Guido Piovene, autor, nos anos cinquenta, de uma monumental 'Viagem a Itália', escreveu, a propósito de Florença: " É difícil produzir numa cidade onde muitos só falam para escutar e escutam para registar se os outros disseram alguma tolice."
Seria demasiado esperar que essa atitude correspondesse a uma espécie de polícia da inteligência, o que, de qualquer modo só por si teria reduzido a quase nada as conversas ociosas. De facto, atrevo-me a supor que isso terá mais a ver com a antiga tradição política de forçar o destino através do envenenamento. A cidade, justa ou injustamente, ganhou a fama da alta intriga e da arte do subentendido. Que deliciosa oportunidade, nessa atmosfera de suspeita mútua, armar uma bela ratoeira aos incontinentes!
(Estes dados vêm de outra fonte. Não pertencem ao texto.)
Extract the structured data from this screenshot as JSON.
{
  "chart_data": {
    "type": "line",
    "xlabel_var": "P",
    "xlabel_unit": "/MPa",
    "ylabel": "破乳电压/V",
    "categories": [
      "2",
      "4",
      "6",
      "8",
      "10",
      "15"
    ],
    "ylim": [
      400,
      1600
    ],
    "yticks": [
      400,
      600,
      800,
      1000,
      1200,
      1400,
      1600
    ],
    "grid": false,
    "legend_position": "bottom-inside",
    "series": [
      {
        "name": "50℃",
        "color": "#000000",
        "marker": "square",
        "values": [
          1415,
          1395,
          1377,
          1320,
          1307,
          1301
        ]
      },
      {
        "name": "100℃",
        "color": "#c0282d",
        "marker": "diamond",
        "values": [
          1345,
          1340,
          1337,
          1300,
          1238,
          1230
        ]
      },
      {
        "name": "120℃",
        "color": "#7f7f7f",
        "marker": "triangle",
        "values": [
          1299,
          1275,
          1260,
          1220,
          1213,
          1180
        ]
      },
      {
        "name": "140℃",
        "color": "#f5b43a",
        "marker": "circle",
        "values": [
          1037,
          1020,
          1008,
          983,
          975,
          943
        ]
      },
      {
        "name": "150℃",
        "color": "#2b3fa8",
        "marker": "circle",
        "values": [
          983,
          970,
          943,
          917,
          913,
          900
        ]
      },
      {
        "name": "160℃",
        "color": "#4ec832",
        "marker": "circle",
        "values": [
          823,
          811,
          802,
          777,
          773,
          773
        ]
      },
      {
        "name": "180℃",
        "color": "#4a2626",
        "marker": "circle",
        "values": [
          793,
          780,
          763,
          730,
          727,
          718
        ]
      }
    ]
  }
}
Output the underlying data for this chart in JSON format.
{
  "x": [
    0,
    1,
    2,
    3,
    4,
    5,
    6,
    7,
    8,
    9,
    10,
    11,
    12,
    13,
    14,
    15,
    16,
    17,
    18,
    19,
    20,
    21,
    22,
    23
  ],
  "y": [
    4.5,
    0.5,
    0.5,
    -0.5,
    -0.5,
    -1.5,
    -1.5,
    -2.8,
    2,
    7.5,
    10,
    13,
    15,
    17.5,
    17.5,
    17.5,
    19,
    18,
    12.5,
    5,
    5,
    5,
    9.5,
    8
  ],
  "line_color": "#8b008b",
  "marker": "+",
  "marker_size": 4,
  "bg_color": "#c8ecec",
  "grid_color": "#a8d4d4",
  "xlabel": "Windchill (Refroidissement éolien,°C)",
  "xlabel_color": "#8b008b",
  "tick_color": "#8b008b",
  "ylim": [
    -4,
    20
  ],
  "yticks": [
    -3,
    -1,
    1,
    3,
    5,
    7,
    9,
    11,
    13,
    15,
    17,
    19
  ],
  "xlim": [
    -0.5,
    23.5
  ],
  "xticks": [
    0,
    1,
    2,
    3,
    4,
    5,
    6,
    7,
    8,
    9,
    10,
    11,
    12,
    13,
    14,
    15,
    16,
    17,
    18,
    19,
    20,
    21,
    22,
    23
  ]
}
No tempo das 'indulgências', é claro que se acreditava na salvação da alma. O dinheiro pago era a prova disso, mesmo se revelava a materialização do 'poder espiritual'. A corrupção da Igreja deve ter 'solto as línguas' e dado à malícia florentina o pasto mais apetecido.
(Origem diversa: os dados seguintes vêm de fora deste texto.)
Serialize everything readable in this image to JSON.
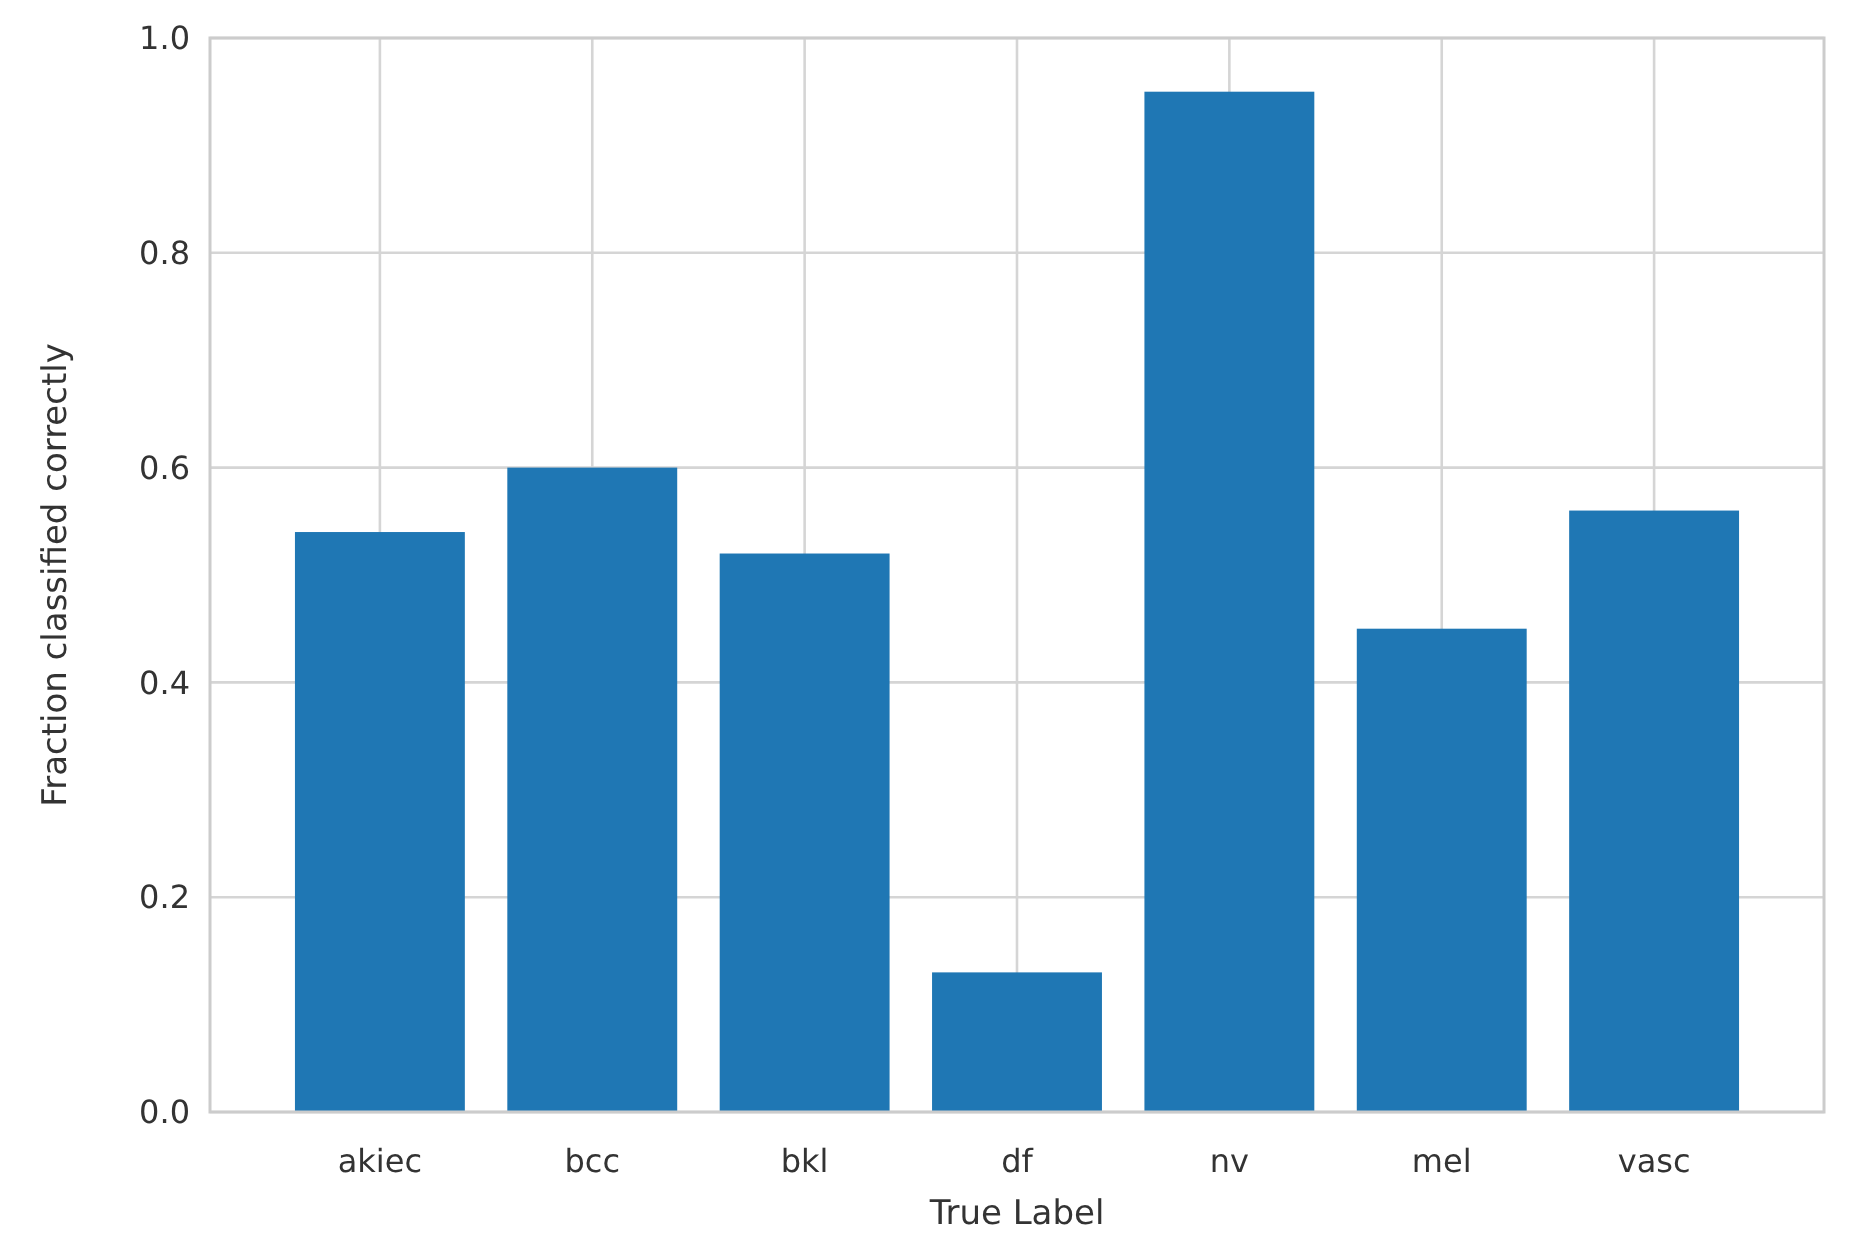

A cidade da arte renascentista cala hoje os antigos vícios. Piovene descobriu, porém, o seu segredo, tornado simpática idiosincrasia.
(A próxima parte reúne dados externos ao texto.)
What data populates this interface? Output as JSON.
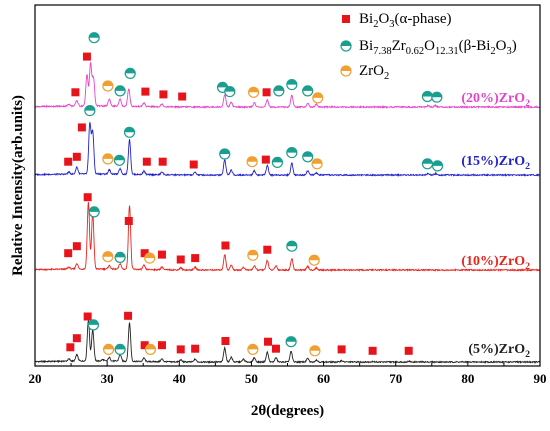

É irresistível, neste ponto, comparar essa idiosincrasia com o nosso próprio vício de maldizer, sobretudo dirigido a nós próprios, enquanto povo. Não se pode imaginar por um segundo sequer que nos auto-depreciamos porque temos um alto conceito do que deveríamos ser. A preguiça talvez seja a mola real. Porque ser afirmativo nos obriga pelo menos ao esforço de sermos consequentes.
Quanto mais cómodo não é fazer como os bancos falidos: não dar crédito. Dizer em vez de português, portuguesinho.